Dutch Elections: Migration Promises under the Scanner
In the run-up to the Dutch parliamentary elections, the issue of migration has taken center stage. Political parties, in their quest for electoral gain, have mooted a range of measures aimed at limiting or controlling the inflow of asylum seekers. However, these measures, while appealing to certain segments of the electorate, may prove to be mere rhetoric rather than actionable policies, according to migration experts.

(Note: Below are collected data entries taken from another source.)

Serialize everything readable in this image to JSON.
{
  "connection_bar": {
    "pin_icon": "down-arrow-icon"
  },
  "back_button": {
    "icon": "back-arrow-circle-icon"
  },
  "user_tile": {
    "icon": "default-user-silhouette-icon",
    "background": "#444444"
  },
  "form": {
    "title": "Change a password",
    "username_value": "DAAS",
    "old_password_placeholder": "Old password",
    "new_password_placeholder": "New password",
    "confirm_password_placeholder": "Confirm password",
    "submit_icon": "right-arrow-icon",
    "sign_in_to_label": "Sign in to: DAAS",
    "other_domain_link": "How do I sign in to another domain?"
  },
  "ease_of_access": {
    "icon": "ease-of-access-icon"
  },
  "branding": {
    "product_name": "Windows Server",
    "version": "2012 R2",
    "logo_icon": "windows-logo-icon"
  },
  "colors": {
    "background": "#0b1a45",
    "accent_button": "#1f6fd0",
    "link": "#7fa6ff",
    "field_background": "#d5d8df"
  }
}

Political Promises: A Closer Look
With the increase in asylum requests, parties such as BBB and PPV have proposed stringent caps on the number of asylum seekers they would admit. BBB plans to limit the intake to 15,000 asylum seekers, while PPV, led by Geert Wilders, has called for a complete cessation of asylum acceptance. Pieter Omtzigt of Nieuw Sociaal Contract, on the other hand, proposes an annual ceiling of 50,000 migrants, encompassing labor migrants, international students, asylum seekers, and family reunification.

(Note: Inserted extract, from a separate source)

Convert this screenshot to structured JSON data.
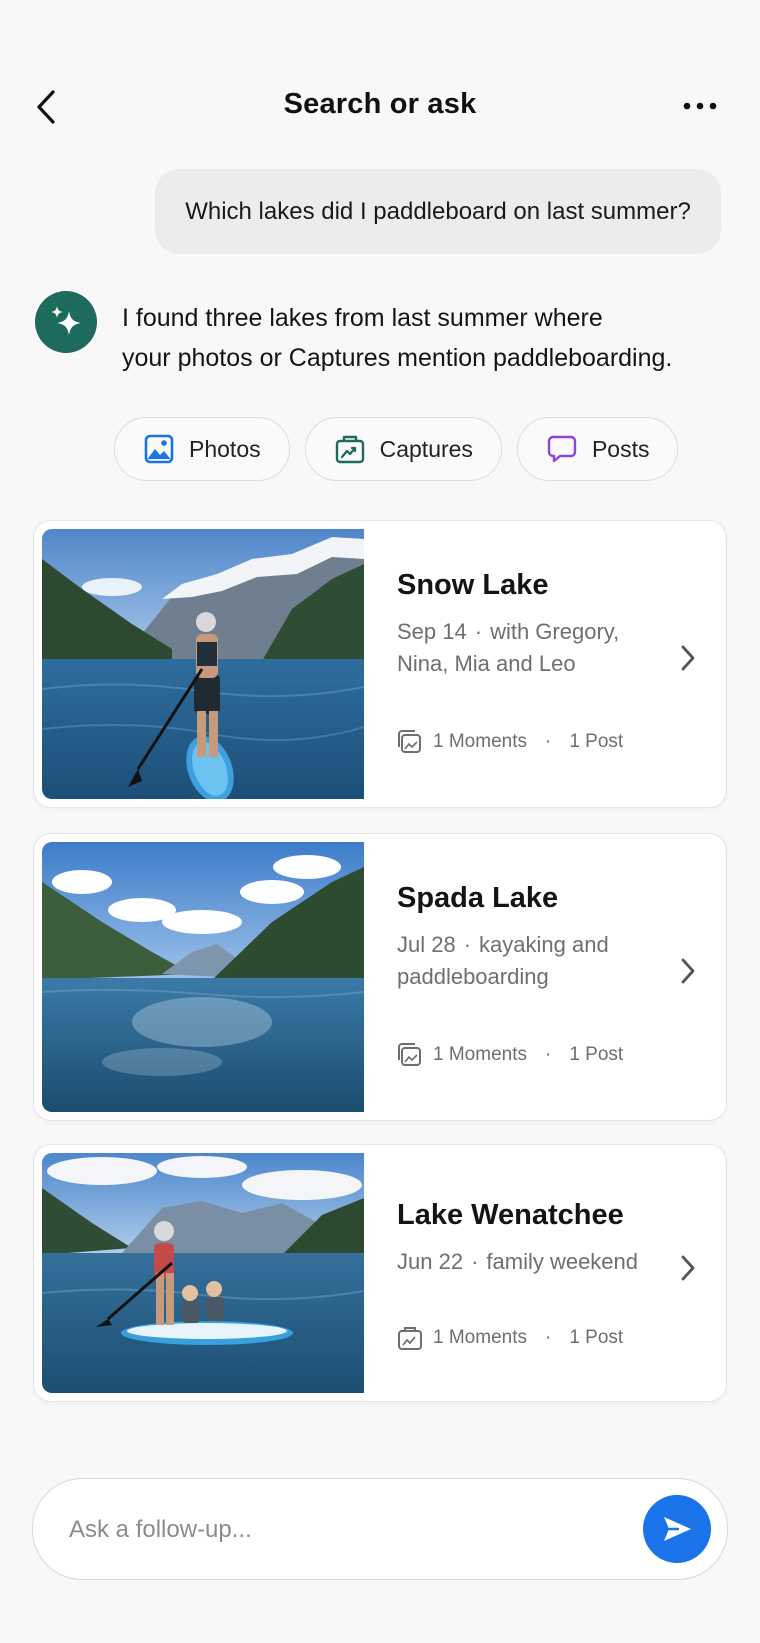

These numbers, however, appear to be plucked from thin air, serving more to signal a firm stance on immigration rather than offering a nuanced and sustainable solution to a complex issue. Last year, the Netherlands welcomed nearly 130,000 people from within the EU alone, either for work, study, or family reunification — a figure that far exceeds the proposed limits.
The Legal Impediment
Migration experts argue that these proposed measures are not just unrealistic, but also legally unfeasible. Myrthe Wijnkoop from the Clingendael Institute pointed out the legal constraints: “As the State Secretary has repeatedly stated in Parliament, a total asylum stop is not possible under the current legal system. A hard cap, such as the proposed limit of 15,000, is also not possible under the current legal rules, because you have to assess everyone who applies for asylum here.”
The Perception Game
According to Chris Aalberts, a political communication lecturer and researcher, the issue of migration has been on the political agenda for two decades, but little has changed in terms of public perception. The numbers themselves are less important than the perception they create. The perceived influx of immigrants and the resultant pressure on housing have led right-wing parties to adopt a more hardline stance, reflected in their arbitrary caps on migrant numbers. Thus, the numbers game seems less about addressing the issue of migration and more about political posturing.
“It is easy to mention a number, but there is often a lot more to it. And that is not always communicated,” says Wijnkoop. Aalberts concurred, adding that these numbers are often “quite arbitrary” and are intended to make the party appear stricter on immigration, which is the main goal.